Syphon Filter allowed you to do this - actively encouraged you, in fact. It was a very strange, very good game.
Tenchu: Stealth Assassins
There was a period in the late nineties where pretty much every game had to have some element of stealth in it. Some were great, some were awful.
Tenchu was both great and unique, in that it didn't just rip off Metal Gear Solid. Instead you got to be a badass ninja, sneaking through the shadows and executing your targets with style and precision.
Oddworld: Abe's Oddysee
Who didn't play at least the Abe's Oddysee demo? It seems everyone took the talkative Abe through his paces at one point or another on PlayStation.
The puzzle-platformer was gorgeous, funny and challenging, so it's no surprise why we all had a go. Also you could fart, which was funny.

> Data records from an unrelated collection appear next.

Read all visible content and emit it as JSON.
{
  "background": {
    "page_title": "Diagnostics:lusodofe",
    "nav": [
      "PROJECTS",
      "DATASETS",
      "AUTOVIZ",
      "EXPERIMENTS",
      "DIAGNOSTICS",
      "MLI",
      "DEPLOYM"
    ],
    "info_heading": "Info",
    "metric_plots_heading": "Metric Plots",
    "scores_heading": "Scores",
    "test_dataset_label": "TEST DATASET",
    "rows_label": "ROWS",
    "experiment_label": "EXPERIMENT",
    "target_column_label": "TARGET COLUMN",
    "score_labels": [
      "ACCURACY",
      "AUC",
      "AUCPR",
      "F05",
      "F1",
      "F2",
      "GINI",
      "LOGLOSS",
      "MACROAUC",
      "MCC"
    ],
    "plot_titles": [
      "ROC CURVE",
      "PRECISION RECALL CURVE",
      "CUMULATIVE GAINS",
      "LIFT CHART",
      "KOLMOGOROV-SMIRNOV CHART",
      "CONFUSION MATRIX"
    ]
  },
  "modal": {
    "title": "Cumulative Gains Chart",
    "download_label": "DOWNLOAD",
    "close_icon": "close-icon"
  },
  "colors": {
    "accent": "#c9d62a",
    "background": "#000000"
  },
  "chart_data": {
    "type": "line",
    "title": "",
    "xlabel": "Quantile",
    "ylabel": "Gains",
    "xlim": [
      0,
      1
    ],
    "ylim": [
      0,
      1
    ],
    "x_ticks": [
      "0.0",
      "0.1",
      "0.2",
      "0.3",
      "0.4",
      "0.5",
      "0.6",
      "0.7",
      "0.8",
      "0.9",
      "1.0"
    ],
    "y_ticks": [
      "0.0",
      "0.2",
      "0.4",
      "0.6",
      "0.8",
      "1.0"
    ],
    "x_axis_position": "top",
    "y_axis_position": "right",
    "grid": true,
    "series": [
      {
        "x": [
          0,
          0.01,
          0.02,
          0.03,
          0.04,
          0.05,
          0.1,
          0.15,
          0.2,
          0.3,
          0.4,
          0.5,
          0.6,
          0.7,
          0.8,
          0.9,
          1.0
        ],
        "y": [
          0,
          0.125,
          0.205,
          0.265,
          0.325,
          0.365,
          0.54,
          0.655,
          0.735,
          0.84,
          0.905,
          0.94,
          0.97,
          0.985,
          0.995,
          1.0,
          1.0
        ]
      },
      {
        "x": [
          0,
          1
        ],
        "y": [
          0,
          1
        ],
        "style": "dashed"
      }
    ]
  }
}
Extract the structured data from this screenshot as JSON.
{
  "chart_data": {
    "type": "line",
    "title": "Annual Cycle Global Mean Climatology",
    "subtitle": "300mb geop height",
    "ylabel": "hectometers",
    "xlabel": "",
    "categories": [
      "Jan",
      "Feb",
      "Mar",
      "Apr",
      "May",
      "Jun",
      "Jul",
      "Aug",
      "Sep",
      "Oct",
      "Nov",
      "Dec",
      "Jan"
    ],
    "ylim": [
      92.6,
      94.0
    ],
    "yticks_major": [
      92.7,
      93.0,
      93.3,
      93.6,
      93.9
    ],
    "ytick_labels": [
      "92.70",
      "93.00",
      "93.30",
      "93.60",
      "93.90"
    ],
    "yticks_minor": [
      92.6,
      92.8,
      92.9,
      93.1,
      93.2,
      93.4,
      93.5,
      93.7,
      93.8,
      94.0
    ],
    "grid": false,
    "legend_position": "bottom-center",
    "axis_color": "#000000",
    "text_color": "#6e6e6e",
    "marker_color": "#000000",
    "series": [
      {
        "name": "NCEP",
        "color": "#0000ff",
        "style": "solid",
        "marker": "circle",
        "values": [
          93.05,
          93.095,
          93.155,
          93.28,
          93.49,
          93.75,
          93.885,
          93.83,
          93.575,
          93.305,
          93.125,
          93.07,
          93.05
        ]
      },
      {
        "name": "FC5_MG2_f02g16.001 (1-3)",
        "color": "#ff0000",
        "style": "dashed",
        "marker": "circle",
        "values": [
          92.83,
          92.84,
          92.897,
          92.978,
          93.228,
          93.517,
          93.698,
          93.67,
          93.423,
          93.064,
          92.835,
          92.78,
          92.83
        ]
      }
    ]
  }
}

And still is.
Resident Evil 2
Where the original game went for a slower-paced, haunted house vibe, Resident Evil 2 ramped everything up a considerable number of notches.
More zombies, more guns, more action, more terrifying bastards hunting you down: it had everything. It took almost a decade before it was bettered, and even then it was by the very same series, with Resident Evil 4.
The fog might have been because the PlayStation couldn't handle drawing an entire town on your screen, but the terror was very real.
The best thing about Silent Hill wasn't just that it was frightening, though - we got that elsewhere too - but that it was incredibly weird with it. Knife-wielding baby demons? Sure, why not.
Most of us still don't even know what a bandicoot is, but that doesn't change the fact that we all love Crash Bandicoot's first adventure on PlayStation.
Equal parts fun, challenging and wacky, the orange marsupial's debut set us up for some great games to come. And then some truly terrible ones, but they can be ignored.